The Victorian Government is improving the operation of its planning system, making it more efficient and responsive. Over the past 20 years, a number of amendments to the Victorian Planning Provisions has resulted in complexity, delays, duplication and redundancies. This is causing uncertainty and impedes efficient and consistent planning outcomes, resulting in difficulty for non-planners to understand and effectively participate in the planning process.

What is the Victorian Planning Provisions (VPP)?

The VPP is set of state standard provision (policies and controls) created by the state government that planning authorities (usually councils) use as a template to construct planning schemes.

The state-wide template ensures consistency in planning schemes across Victoria.

Local provisions complement state standard provisions in a planning scheme through the Local Planning Policy Framework (LPPF) and schedules to zones, overlays and particular provisions.

Why is the VPP important?

The VPP introduced standardised planning scheme provisions in response to a proliferation of localised controls and the increasing complexity and disparity of planning schemes. The VPP is founded on the principles that planning schemes:

  • have a policy focus
  • will facilitate appropriate development
  • are to be usable
  • have greater consistency across the state
What benefits will the reforms deliver?

The proposed reforms would help the planning system better respond to changing land use needs across Victoria.
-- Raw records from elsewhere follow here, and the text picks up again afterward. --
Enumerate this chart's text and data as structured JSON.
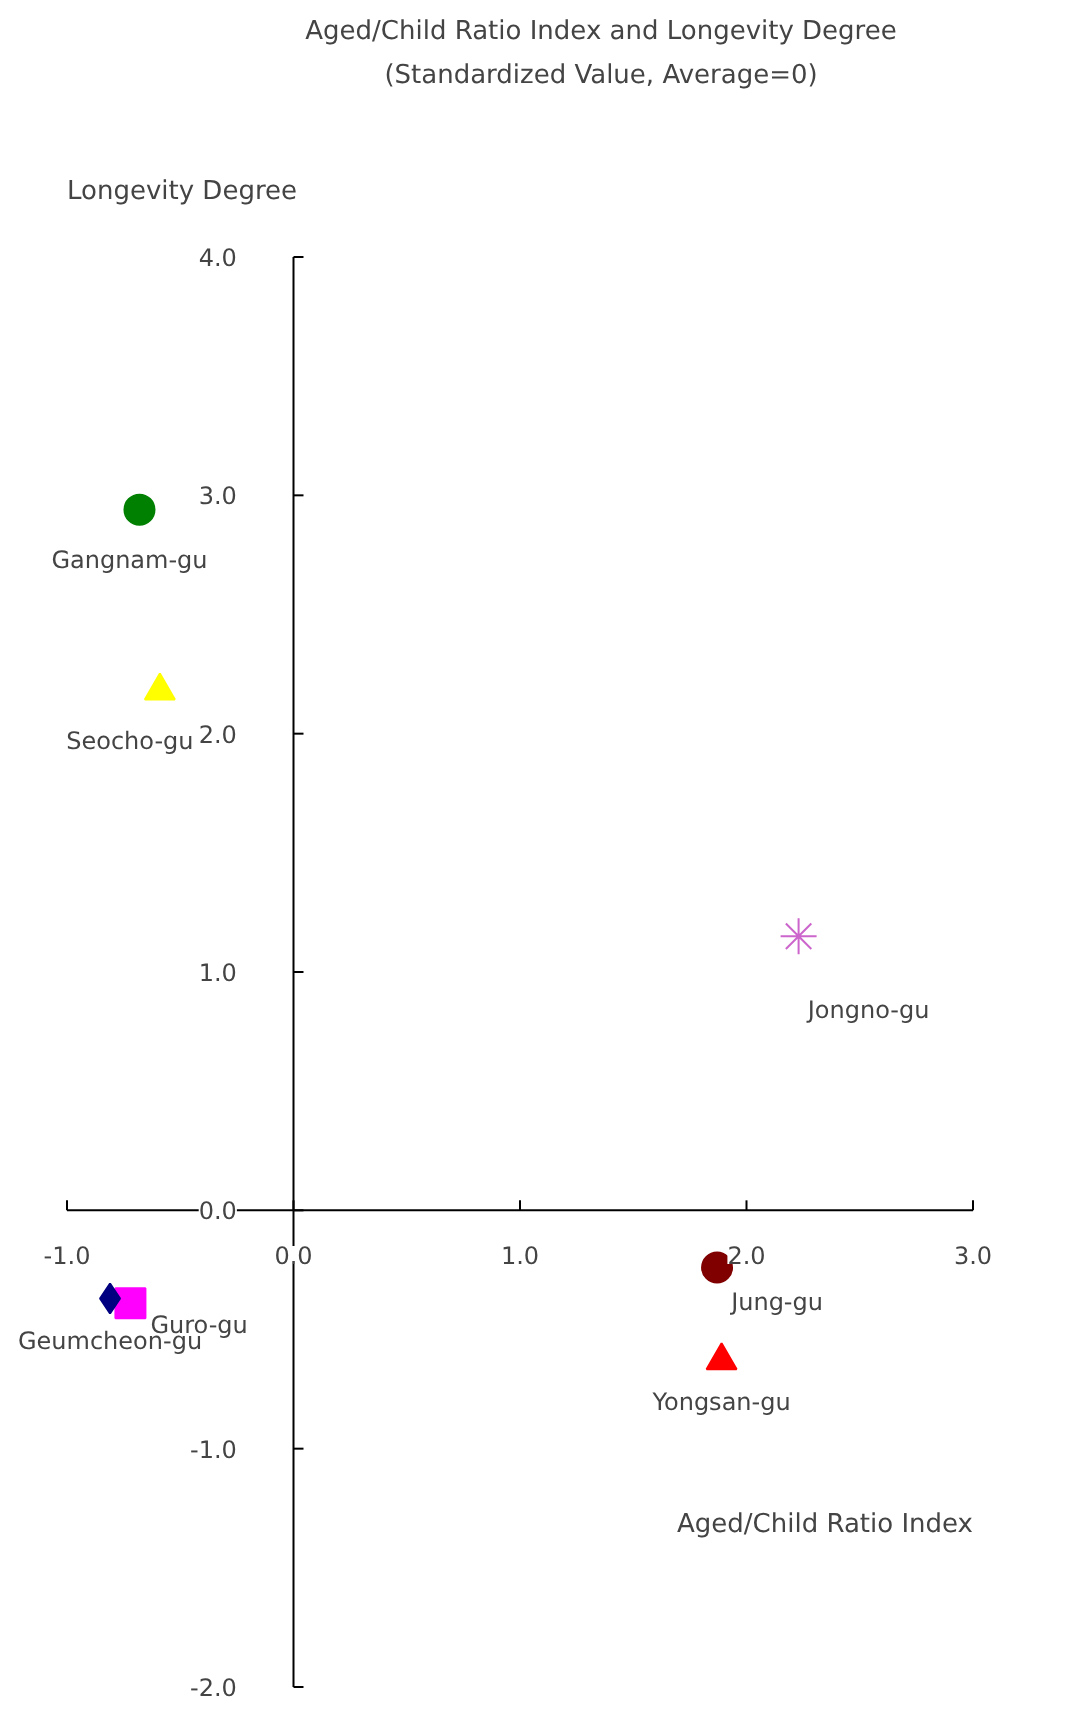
{
  "chart_data": {
    "type": "scatter",
    "title": "Aged/Child Ratio Index and Longevity Degree",
    "subtitle": "(Standardized Value, Average=0)",
    "xlabel": "Aged/Child Ratio Index",
    "ylabel": "Longevity Degree",
    "xlim": [
      -1.0,
      3.0
    ],
    "ylim": [
      -2.0,
      4.0
    ],
    "xticks": [
      {
        "value": -1.0,
        "label": "-1.0"
      },
      {
        "value": 0.0,
        "label": "0.0"
      },
      {
        "value": 1.0,
        "label": "1.0"
      },
      {
        "value": 2.0,
        "label": "2.0"
      },
      {
        "value": 3.0,
        "label": "3.0"
      }
    ],
    "yticks": [
      {
        "value": -2.0,
        "label": "-2.0"
      },
      {
        "value": -1.0,
        "label": "-1.0"
      },
      {
        "value": 0.0,
        "label": "0.0"
      },
      {
        "value": 1.0,
        "label": "1.0"
      },
      {
        "value": 2.0,
        "label": "2.0"
      },
      {
        "value": 3.0,
        "label": "3.0"
      },
      {
        "value": 4.0,
        "label": "4.0"
      }
    ],
    "grid": false,
    "legend": false,
    "series": [
      {
        "name": "Gangnam-gu",
        "color": "#008000",
        "marker": "circle",
        "x": [
          -0.68
        ],
        "values": [
          2.94
        ]
      },
      {
        "name": "Seocho-gu",
        "color": "#ffff00",
        "marker": "triangle",
        "x": [
          -0.59
        ],
        "values": [
          2.18
        ]
      },
      {
        "name": "Jongno-gu",
        "color": "#cc66cc",
        "marker": "cross",
        "x": [
          2.23
        ],
        "values": [
          1.15
        ]
      },
      {
        "name": "Jung-gu",
        "color": "#800000",
        "marker": "circle",
        "x": [
          1.87
        ],
        "values": [
          -0.24
        ]
      },
      {
        "name": "Yongsan-gu",
        "color": "#ff0000",
        "marker": "triangle",
        "x": [
          1.89
        ],
        "values": [
          -0.63
        ]
      },
      {
        "name": "Guro-gu",
        "color": "#ff00ff",
        "marker": "square",
        "x": [
          -0.72
        ],
        "values": [
          -0.39
        ]
      },
      {
        "name": "Geumcheon-gu",
        "color": "#000080",
        "marker": "diamond",
        "x": [
          -0.81
        ],
        "values": [
          -0.37
        ]
      }
    ]
  }
}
Changes will simplify and improve the structure of the VPP to:

  • ensure planning schemes are consistent, and that state and local policy work together more effectively
  • make planning schemes easier to understand and interpret
  • remove barriers to participation in the planning system
  • provide greater certainty for all stakeholders
  • lead to more effective, timely and consistent decision making
  • reduce waiting times, and costs of compliance and processing.
  • assist the move towards more digital systems.
Will the reforms affect planning permits already in process?

As part of the development of the reform process package, the need for transitional arrangements will be considered and communicated to stakeholders.

It is possible that some matters will no longer require a planning permit or will be assessed under a different assessment pathway.

How will VPP reform affect local planning schemes?

It is not expected that there will be substantial change to the intent of planning scheme policies or controls.

To implement the new Planning Policy Framework (PPF), existing local policies will need to be translated into the PPF, under relevant policy themes. The proposed themes are generally in line with the existing State Planning Policy Framework (SPPF), but expanded to ensure a place for all appropriate Local Planning Policy Framework (LPPF) content.